Q: You have just been commissioned to create a piece for Liverpool’s River of Light 2022; titled ‘Dancing Ribbons’. An installation that responds to the theme, ‘Unexpected Twist’, draws inspiration from rhythmic gymnastics. The installation aims to capture the energy and poetic relationship between the gymnast and the prop ribbons represented in LED ribbons within a large-scale mesh box suspended from the ceiling. In addition, you also collaborated with conceptual sound artist, Peter Adjaye, to add another dimension to this piece. Can you tell us more about this piece, its significance and the development process and what visitors can expect to experience?
A: Let me start by saying that I’m really excited to be part of River of Light. It’s a great initiative that makes art and design accessible, which I think is really important. Bringing art outside a museum and onto the streets allows people who would have never encountered it to experience something bold and different.
Dancing Ribbons is my first artwork made using light as a medium. It’s also the first installation of mine, which incorporates a soundscape. So it’s hugely significant for me as it’s allowed me to experiment with ideas.
I’ve captured the energy and theatricality of a rhythmic gymnastics performance and the joy the performer feels by bringing movement to the piece. Collaborating with technicians and engineers on saturation and how to manipulate the medium using switches and dimmers, I’ve been able to control the way the light filters through the piece so that we could recreate the gymnast’s fluid motions and the organic shapes of the ribbons. The soundscape adds an incredible new dimension to the piece. Peter has brought together natural sounds, such as water droplets, along with percussions. When visitors first see the piece, the rhythm and motion is quite slow and soothing, but it slowly picks up pace. The sound really helps accentuate this experience and creates a sense of performance within the space.
I wanted to create an evocative experience for audiences, and I’m curious to see how they respond to the piece. For the first time, visitors will be able to experience my work in the night and in darkness which is also incredibly exciting.
Q: Out of all the incredible brands you’ve collaborated with and the public art spaces you’ve created, which one is your most memorable and why?
A: They have all been incredibly special because they have all changed people’s lives. To have been trusted by the community to create magic in their lives is truly special, and so they have all been memorable. They have brought me joy, and whenever I think about them, I’m able to relive them in my head.
Q: The studio is the sacred temple of creativity. What are three things you can’t live without in your studio?

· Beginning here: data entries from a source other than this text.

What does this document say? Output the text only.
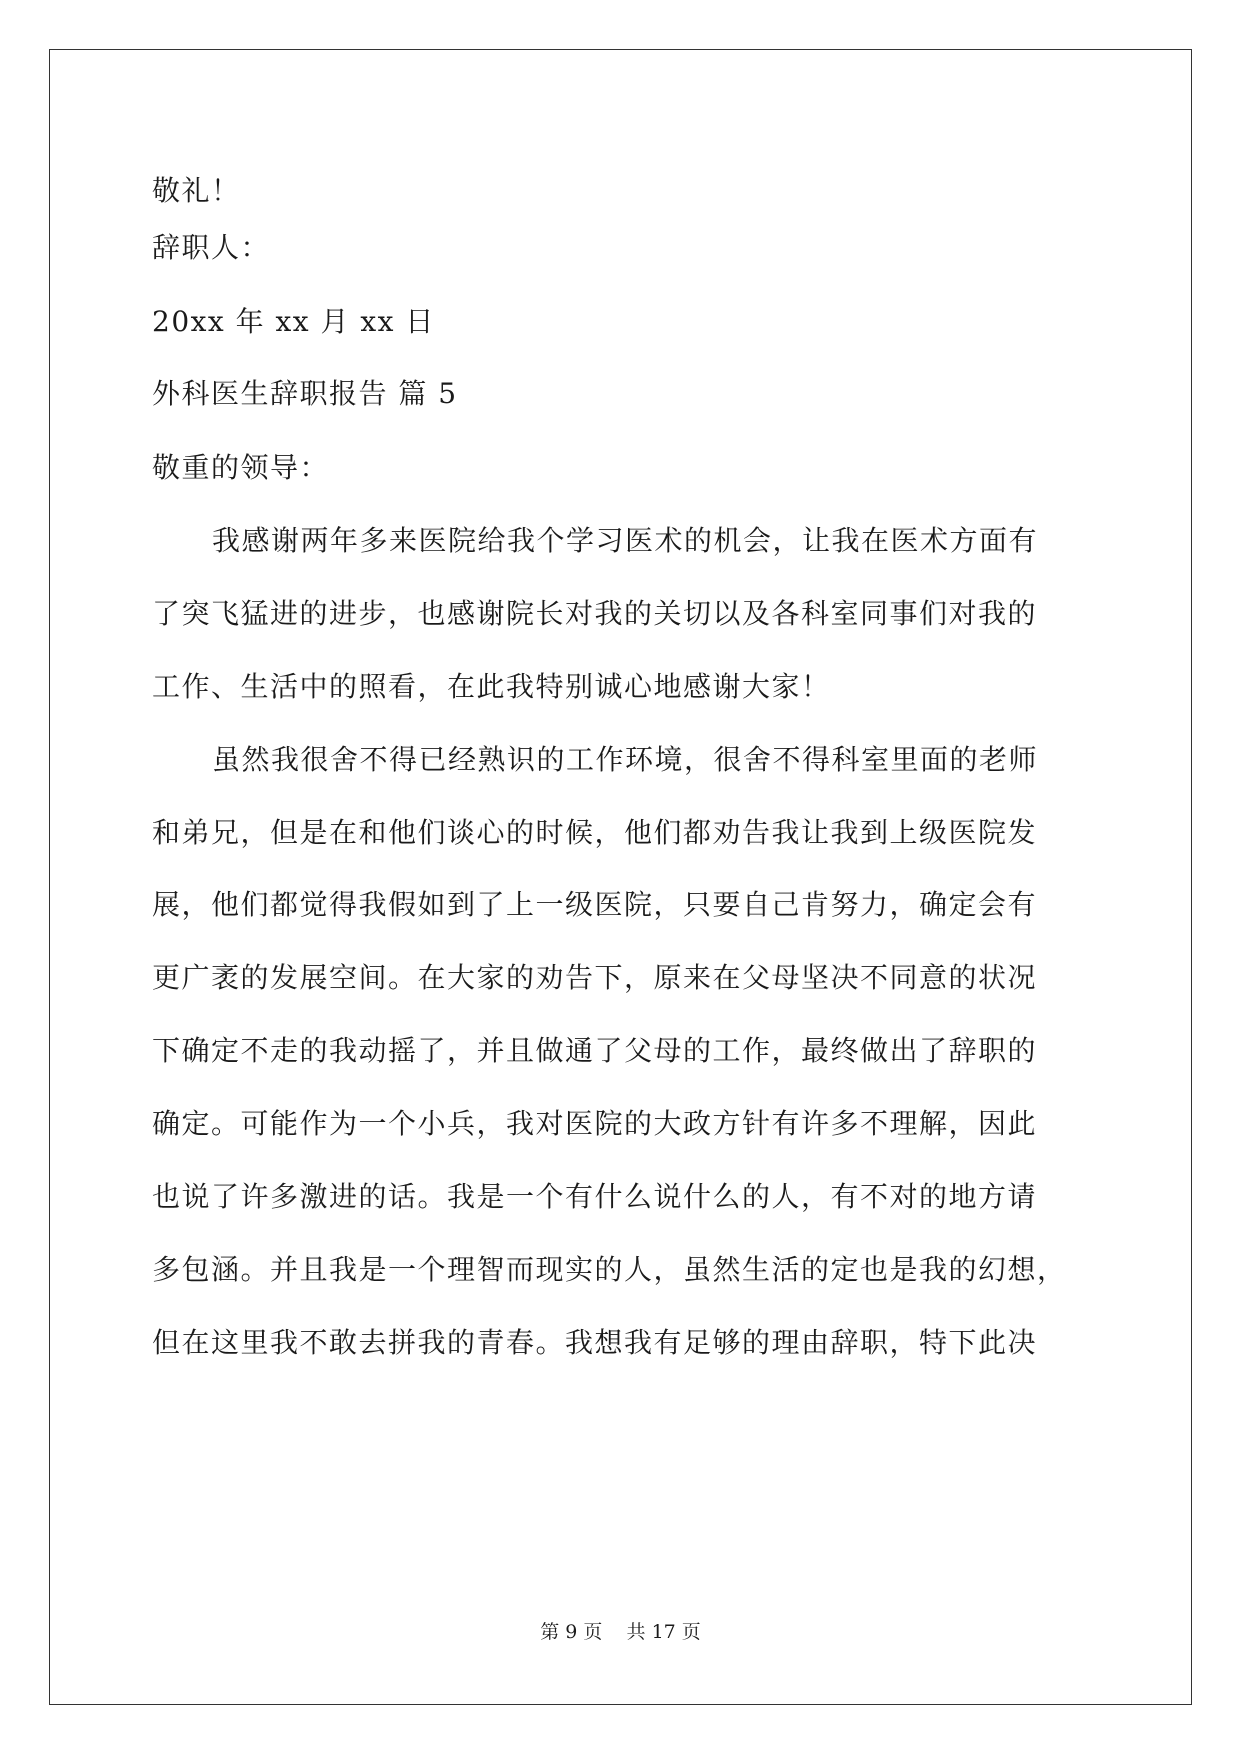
敬礼！
辞职人：
20xx 年 xx 月 xx 日
外科医生辞职报告 篇 5
敬重的领导：
我感谢两年多来医院给我个学习医术的机会，让我在医术方面有
了突飞猛进的进步，也感谢院长对我的关切以及各科室同事们对我的
工作、生活中的照看，在此我特别诚心地感谢大家！
虽然我很舍不得已经熟识的工作环境，很舍不得科室里面的老师
和弟兄，但是在和他们谈心的时候，他们都劝告我让我到上级医院发
展，他们都觉得我假如到了上一级医院，只要自己肯努力，确定会有
更广袤的发展空间。在大家的劝告下，原来在父母坚决不同意的状况
下确定不走的我动摇了，并且做通了父母的工作，最终做出了辞职的
确定。可能作为一个小兵，我对医院的大政方针有许多不理解，因此
也说了许多激进的话。我是一个有什么说什么的人，有不对的地方请
多包涵。并且我是一个理智而现实的人，虽然生活的定也是我的幻想，
但在这里我不敢去拼我的青春。我想我有足够的理由辞职，特下此决
第 9 页    共 17 页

A: The portrait of my grandmother, music and plants.
Q: What’s next for you as an artist and designer?
A: In the more immediate, I’m working on my very first pop-up store in London ahead of Christmas, which will create a fun and immersive shopping experience. I’m also working on a new sculpture for the park in Kings Hill titled ‘Slices of Peace’, inspired by the culture and heritage of Kent, particularly the local history of apple growing.
As an artist and designer, I’m always trying to bring new ideas to life. I hope to keep exploring new mediums, scales and creative collaborations, which allow me to push the boundaries a little further. I’m excited to see where things go next.
Q: What does art mean to you?
A: Art, to me, means freedom and being able to create and make memories any way you want that feels true to you.